Note Larry's comment again:

I can easily see teams selling lower picks this year, but there are some competing issues. On one hand, with the looming increases in luxury tax penalties, teams might not want to commit guaranteed money to questionable players. This will encourage teams to sell picks, but maybe discourage teams from buying them.

With a roster full of middle-talented, middle-aged players, the Suns WANT youth on long contracts. That makes them a buyer.

The other factor is that the cash-in-trade limit is now $3 million per year, rather than $3 million per trade. Combine all these factors, and I think we will continue to see draft picks being sold, but the prices will be lower.

Sounds to me like the Suns can easily outbid their competition, if it comes down to cash.
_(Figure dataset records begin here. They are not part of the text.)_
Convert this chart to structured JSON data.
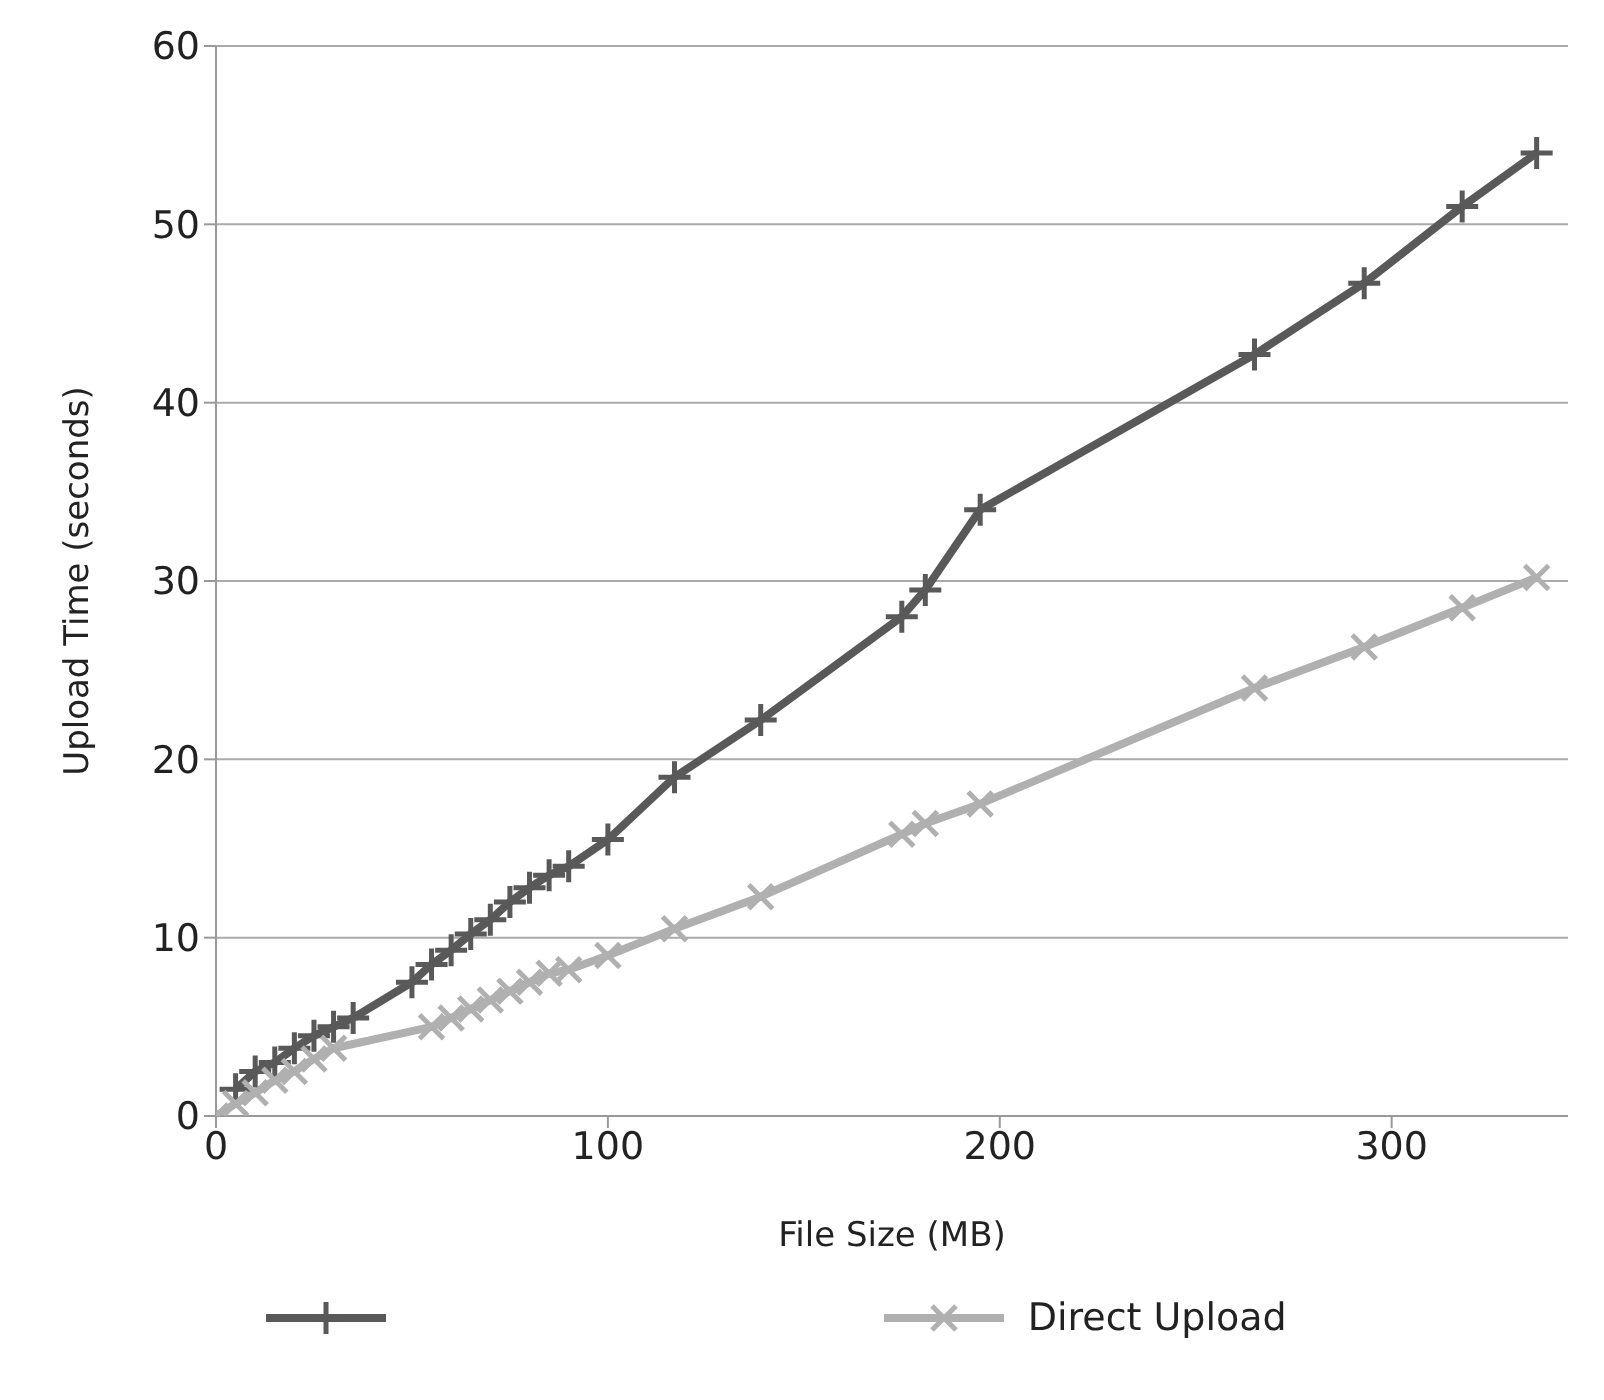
{
  "chart_data": {
    "type": "line",
    "xlabel": "File Size (MB)",
    "ylabel": "Upload Time (seconds)",
    "xlim": [
      0,
      345
    ],
    "ylim": [
      0,
      60
    ],
    "xticks": [
      0,
      100,
      200,
      300
    ],
    "yticks": [
      0,
      10,
      20,
      30,
      40,
      50,
      60
    ],
    "grid": "y",
    "legend": "bottom",
    "line_style": "solid",
    "series": [
      {
        "color": "#595959",
        "marker": "plus",
        "x": [
          5,
          10,
          15,
          20,
          25,
          30,
          35,
          50,
          55,
          60,
          65,
          70,
          75,
          80,
          85,
          90,
          100,
          117,
          139,
          175,
          181,
          195,
          265,
          293,
          318,
          337
        ],
        "values": [
          1.5,
          2.5,
          3,
          3.8,
          4.5,
          5,
          5.5,
          7.5,
          8.5,
          9.3,
          10.2,
          11,
          12,
          12.8,
          13.5,
          14,
          15.5,
          19,
          22.2,
          28,
          29.5,
          34,
          42.7,
          46.7,
          51,
          54
        ]
      },
      {
        "name": "Direct Upload",
        "color": "#b0b0b0",
        "marker": "cross",
        "x": [
          0,
          5,
          10,
          15,
          20,
          25,
          30,
          55,
          60,
          65,
          70,
          75,
          80,
          85,
          90,
          100,
          117,
          139,
          175,
          181,
          195,
          265,
          293,
          318,
          337
        ],
        "values": [
          0,
          0.7,
          1.3,
          2,
          2.5,
          3.2,
          3.8,
          5,
          5.5,
          6,
          6.5,
          7,
          7.5,
          8,
          8.2,
          9,
          10.5,
          12.3,
          15.8,
          16.4,
          17.5,
          24,
          26.3,
          28.5,
          30.2
        ]
      }
    ]
  }
}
In the past, when teams could include $3 million per transaction, the Suns sold their mid-20s picks for $3 million each, back when Sarver wanted to spend that money on salary and lux tax.

This time, the tables can be turned.

And this draft is deep. There are few all-stars, but the depth of real NBA players is there. Talent in the early 20s is comparable to last year's teens and even this year's teens. Talent in the late teens is comparable to the 8th pick onward. There is talent to be had.

And the Suns NEED to take advantage. If the Suns don't come out of this draft with 2 new talents with upside for the price of a few greenbacks, then they will regret it.